As if the Boston University Biosafety level-4 laboratory wasn’t contentious enough, the recent announcement that former Medical Campus Director of External Affairs Egobudike Ezedi is running for City Councilor-At-Large raises eyebrows not only on campus but throughout the entire city as well. Once an unmistakable supporter of the biolab, Ezedi is now, four years after his departure from BU, claiming that he didn’t wish to partake in any endeavor at the biolab that couldn’t promise 100 percent safety, putting his opposition of the project at the front-and-center of his campaign.
The lab, which will harbor some of the most lethal pathogens known to science, will be located in the South End of the city and has produced mixed reactions from the public. While it adds a competitive and very necessary new dimension to BU’s research repertoire, it also presents a possible immediate danger to the metropolitan area. Ezedi’s unexpected move adds to the dissonance between the pro and con camps because it calls into question both the administration of the biolab project and the integrity of the operations within it. If a former BU-affiliated key proponent of the lab now has doubts regarding its safety and forms a political platform advertising these doubts, it puts civilian voters who could potentially be affected by the dangers of the lab in a precarious position ‘- both as voters and as citizens of the city where the lab is being located.
But as Ezedi’s concerns shift from science to politics, civilian audiences will also take issue with his political integrity. Whether he changed his position on the lab because of moral convictions or to gain public favor becomes the forefront of his campaign and may complicate his platform.

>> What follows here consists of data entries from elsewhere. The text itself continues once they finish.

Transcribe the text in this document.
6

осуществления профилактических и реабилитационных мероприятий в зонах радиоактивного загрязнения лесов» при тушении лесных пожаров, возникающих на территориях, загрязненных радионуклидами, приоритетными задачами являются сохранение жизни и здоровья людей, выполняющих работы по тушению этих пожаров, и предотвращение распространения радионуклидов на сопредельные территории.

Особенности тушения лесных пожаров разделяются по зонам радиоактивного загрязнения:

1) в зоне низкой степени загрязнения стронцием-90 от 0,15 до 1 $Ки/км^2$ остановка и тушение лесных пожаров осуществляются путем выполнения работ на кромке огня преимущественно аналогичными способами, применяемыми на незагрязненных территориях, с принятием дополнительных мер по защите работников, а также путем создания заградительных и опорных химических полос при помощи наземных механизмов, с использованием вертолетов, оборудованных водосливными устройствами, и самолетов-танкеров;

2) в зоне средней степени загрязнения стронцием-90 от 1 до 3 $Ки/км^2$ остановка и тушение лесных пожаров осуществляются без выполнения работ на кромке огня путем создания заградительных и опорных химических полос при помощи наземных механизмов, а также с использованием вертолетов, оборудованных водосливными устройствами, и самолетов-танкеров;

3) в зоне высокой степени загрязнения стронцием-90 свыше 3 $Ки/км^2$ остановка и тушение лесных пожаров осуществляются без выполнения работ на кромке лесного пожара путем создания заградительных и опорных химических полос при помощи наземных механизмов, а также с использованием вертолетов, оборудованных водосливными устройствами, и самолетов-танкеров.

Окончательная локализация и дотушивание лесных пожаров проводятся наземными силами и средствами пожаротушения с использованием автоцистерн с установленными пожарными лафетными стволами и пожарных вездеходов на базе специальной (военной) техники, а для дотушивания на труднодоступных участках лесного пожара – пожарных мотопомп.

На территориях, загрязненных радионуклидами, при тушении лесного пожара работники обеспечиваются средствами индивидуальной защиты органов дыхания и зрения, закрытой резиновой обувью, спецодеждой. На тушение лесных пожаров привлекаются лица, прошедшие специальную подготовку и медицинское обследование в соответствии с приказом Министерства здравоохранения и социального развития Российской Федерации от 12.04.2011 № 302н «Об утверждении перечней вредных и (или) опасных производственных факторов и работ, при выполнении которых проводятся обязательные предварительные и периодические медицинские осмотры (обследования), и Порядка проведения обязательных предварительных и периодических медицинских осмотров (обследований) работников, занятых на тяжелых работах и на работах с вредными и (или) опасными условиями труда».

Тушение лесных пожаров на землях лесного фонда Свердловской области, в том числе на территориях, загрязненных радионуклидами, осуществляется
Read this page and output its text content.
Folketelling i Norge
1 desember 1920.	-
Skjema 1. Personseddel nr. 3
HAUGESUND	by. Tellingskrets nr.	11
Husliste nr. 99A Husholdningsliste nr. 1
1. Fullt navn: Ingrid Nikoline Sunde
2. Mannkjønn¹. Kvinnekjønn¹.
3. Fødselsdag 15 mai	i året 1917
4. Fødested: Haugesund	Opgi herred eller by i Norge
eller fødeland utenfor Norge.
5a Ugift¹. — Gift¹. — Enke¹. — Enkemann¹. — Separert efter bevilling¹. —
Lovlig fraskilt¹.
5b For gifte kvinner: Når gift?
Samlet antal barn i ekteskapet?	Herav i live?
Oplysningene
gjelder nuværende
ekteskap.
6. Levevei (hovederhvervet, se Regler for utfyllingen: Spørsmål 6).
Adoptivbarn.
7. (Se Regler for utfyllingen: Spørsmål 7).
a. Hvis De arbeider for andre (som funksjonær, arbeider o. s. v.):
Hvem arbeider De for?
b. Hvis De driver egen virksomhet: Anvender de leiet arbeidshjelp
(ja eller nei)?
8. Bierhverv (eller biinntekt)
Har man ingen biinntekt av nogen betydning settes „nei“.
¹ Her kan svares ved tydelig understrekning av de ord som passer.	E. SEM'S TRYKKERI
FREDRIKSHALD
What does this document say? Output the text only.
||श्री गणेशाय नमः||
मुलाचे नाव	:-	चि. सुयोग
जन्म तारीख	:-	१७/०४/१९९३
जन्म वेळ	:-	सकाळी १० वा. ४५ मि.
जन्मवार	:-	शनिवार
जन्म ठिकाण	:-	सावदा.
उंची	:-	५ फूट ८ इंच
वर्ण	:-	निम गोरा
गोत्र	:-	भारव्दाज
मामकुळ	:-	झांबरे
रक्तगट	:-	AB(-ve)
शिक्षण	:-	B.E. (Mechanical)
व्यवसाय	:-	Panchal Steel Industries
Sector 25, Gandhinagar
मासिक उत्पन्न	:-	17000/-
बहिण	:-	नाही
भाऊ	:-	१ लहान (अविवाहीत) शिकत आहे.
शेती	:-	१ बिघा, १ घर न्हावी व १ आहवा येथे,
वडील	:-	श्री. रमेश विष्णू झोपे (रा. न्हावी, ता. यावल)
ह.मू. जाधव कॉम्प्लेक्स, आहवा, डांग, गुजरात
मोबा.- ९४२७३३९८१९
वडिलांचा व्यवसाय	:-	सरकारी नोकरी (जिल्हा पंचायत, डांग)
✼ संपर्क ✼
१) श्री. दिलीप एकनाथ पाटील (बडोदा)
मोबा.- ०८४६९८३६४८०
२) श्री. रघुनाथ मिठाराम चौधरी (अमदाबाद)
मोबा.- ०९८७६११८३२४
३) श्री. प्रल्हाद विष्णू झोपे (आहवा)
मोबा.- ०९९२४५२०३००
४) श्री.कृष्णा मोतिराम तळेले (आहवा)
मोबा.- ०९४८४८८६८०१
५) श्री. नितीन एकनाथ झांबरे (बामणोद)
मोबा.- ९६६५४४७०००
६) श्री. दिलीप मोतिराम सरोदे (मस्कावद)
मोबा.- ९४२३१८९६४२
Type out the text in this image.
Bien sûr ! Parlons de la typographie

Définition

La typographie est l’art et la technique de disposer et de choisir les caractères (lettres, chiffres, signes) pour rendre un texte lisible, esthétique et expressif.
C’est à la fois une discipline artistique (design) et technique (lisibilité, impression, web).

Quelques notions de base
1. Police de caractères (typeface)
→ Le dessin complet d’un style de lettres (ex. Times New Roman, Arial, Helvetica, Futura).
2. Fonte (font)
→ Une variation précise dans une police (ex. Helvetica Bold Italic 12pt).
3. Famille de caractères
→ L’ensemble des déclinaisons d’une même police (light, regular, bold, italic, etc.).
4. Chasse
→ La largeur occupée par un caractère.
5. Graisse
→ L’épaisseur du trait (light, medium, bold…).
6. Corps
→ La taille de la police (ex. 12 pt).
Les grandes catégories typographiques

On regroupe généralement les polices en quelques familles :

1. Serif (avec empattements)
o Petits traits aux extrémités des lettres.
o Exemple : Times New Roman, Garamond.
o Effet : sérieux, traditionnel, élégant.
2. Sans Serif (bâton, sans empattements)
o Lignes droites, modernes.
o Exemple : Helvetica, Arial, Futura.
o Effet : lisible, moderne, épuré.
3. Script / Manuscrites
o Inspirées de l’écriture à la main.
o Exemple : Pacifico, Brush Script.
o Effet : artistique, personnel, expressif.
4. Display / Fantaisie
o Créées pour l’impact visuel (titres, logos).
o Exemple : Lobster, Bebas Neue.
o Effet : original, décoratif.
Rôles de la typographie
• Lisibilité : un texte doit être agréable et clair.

After all, placing the biolab in a high-traffic metropolitan area is a bold way of corroborating its safety, such that if it weren’t a completely safe system, it never would have even been considered for that location. Ezedi’s claims that the project isn’t unequivocally safe aren’t any surprise to the public, and don’t actually change the plans for the lab in any way, so his campaign can’t be bolstered by them. Making motions to change the outcome of the biolab would serve as legitimate political tactics for him, but without any actual action, Ezedi is more likely to come out looking like just an actor.